Question: If $\rho$ is a Frobenius-semisimple Weil representation why is $\rho(\Phi')$ diagonalizable for any Frobenius element $\Phi'$ in $G_K$?
Attempts:
- I know that the Frobenius element in $G_K$ is unique up to an element in $I_K$, i.e. if $\Phi, \Phi'$ are two Frobenius elements in $G_K$, there exists an element $\sigma \in I_K$ with $\Phi' = \Phi \circ \sigma$.

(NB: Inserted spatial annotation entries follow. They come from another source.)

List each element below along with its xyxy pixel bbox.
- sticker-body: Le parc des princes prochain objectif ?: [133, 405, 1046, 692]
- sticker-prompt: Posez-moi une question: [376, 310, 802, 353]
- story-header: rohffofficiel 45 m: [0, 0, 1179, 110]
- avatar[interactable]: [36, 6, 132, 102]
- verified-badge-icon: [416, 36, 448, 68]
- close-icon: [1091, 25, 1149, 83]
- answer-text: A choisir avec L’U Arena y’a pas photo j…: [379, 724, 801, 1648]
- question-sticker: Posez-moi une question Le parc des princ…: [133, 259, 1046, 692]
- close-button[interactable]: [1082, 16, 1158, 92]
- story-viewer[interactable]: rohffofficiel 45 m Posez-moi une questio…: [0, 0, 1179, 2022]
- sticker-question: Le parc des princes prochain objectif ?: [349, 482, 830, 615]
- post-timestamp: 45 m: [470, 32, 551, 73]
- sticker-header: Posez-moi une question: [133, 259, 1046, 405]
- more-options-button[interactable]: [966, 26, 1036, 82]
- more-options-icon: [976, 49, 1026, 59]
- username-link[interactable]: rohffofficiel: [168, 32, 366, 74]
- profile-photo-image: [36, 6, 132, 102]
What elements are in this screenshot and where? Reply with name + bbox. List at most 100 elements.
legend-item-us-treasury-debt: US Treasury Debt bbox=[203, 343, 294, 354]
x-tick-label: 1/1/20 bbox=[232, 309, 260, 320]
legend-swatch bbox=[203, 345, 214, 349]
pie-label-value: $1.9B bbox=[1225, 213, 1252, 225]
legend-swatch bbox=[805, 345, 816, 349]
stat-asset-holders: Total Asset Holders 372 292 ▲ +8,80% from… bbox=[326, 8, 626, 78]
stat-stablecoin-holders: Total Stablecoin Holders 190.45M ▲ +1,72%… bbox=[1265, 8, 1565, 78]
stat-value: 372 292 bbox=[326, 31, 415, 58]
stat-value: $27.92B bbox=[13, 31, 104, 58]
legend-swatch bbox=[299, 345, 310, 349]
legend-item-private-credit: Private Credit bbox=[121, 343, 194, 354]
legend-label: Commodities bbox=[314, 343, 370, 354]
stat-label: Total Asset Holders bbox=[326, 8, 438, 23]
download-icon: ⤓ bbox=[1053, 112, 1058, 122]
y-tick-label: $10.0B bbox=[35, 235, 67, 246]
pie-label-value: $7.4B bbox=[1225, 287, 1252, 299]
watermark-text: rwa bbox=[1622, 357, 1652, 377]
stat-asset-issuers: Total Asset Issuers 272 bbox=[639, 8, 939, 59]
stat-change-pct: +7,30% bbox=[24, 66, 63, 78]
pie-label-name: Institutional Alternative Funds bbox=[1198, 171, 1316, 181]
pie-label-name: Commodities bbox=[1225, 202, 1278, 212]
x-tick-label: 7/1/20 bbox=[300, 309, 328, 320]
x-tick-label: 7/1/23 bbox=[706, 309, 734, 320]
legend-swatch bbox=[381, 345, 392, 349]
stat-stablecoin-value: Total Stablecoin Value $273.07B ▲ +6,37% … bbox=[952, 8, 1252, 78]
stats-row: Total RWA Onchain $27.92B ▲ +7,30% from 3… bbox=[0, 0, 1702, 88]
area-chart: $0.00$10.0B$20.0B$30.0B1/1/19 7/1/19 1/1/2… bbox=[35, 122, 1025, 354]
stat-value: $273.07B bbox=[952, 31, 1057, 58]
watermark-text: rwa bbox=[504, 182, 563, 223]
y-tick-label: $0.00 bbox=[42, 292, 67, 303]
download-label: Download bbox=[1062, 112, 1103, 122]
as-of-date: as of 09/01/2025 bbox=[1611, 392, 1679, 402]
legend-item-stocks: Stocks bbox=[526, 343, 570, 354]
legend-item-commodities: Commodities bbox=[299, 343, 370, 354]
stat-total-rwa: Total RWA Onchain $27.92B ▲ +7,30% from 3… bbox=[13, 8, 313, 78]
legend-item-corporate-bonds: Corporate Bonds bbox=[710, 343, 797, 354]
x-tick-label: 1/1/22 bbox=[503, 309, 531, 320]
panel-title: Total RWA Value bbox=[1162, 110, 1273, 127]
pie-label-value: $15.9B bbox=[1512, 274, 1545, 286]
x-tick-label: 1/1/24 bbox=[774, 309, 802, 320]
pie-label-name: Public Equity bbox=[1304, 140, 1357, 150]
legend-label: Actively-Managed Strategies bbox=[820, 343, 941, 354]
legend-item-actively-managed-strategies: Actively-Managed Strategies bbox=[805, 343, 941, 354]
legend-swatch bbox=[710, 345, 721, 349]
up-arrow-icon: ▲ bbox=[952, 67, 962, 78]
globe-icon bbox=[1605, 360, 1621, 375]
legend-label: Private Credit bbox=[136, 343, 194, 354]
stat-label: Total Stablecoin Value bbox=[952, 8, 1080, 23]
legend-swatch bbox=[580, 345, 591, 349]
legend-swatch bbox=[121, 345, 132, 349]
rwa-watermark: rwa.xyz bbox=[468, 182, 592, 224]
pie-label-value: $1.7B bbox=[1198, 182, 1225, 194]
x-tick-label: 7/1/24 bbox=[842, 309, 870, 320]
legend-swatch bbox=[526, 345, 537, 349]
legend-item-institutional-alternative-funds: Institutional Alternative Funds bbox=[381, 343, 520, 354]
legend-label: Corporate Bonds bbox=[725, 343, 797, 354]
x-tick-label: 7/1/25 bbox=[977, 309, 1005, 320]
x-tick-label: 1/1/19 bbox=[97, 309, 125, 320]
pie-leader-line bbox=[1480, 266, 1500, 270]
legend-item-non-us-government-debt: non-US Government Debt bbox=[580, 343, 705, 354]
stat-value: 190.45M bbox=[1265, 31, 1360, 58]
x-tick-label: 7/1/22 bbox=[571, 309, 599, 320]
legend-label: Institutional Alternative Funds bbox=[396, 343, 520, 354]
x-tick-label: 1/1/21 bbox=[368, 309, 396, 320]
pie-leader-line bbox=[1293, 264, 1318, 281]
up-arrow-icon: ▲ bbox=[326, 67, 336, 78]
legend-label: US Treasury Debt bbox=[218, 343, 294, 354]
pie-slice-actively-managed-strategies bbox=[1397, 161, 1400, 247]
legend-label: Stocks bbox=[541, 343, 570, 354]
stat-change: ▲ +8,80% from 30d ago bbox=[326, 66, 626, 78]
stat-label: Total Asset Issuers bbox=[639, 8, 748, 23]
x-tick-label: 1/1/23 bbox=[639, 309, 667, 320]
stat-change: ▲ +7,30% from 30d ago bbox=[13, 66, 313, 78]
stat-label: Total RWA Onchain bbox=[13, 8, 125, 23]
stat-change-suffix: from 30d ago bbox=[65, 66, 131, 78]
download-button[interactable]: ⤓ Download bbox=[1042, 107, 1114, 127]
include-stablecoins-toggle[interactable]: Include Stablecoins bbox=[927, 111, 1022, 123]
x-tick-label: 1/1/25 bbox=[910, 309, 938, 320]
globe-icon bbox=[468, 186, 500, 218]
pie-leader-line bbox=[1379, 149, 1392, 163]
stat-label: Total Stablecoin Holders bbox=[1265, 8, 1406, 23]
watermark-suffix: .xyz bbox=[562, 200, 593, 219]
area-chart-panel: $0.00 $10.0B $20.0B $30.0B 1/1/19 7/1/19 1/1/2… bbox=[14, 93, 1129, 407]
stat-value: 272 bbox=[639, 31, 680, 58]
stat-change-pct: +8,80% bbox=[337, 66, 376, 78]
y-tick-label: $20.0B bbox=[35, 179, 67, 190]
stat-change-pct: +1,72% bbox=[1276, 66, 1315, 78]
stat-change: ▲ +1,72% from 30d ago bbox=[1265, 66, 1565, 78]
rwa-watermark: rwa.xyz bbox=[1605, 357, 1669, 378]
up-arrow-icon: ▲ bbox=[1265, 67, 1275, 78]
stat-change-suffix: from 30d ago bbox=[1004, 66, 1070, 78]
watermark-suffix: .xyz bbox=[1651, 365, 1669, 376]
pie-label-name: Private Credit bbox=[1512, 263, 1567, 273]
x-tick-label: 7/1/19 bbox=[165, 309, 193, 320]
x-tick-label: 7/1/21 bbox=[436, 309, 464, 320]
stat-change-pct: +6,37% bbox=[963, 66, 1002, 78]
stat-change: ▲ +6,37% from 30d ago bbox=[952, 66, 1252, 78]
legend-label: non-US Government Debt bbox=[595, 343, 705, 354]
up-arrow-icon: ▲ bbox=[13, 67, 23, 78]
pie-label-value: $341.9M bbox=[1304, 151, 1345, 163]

- Let us say that $\rho(\Phi')$ is diagonalizable and $(v_1,\dots,v_n)$ is a basis of the representation space consisting of eigenvectors of $\rho(\Phi')$. The only thing I was able to show with that $(v_1,\dots,v_n)$ is also a basis of eigenvectors of $\rho(\sigma^{-1}\circ \Phi \circ \sigma)$. But this is not helpful since I want to find a basis of eigenvectors for $\Phi$.
Could you please help me with this problem? Thank you!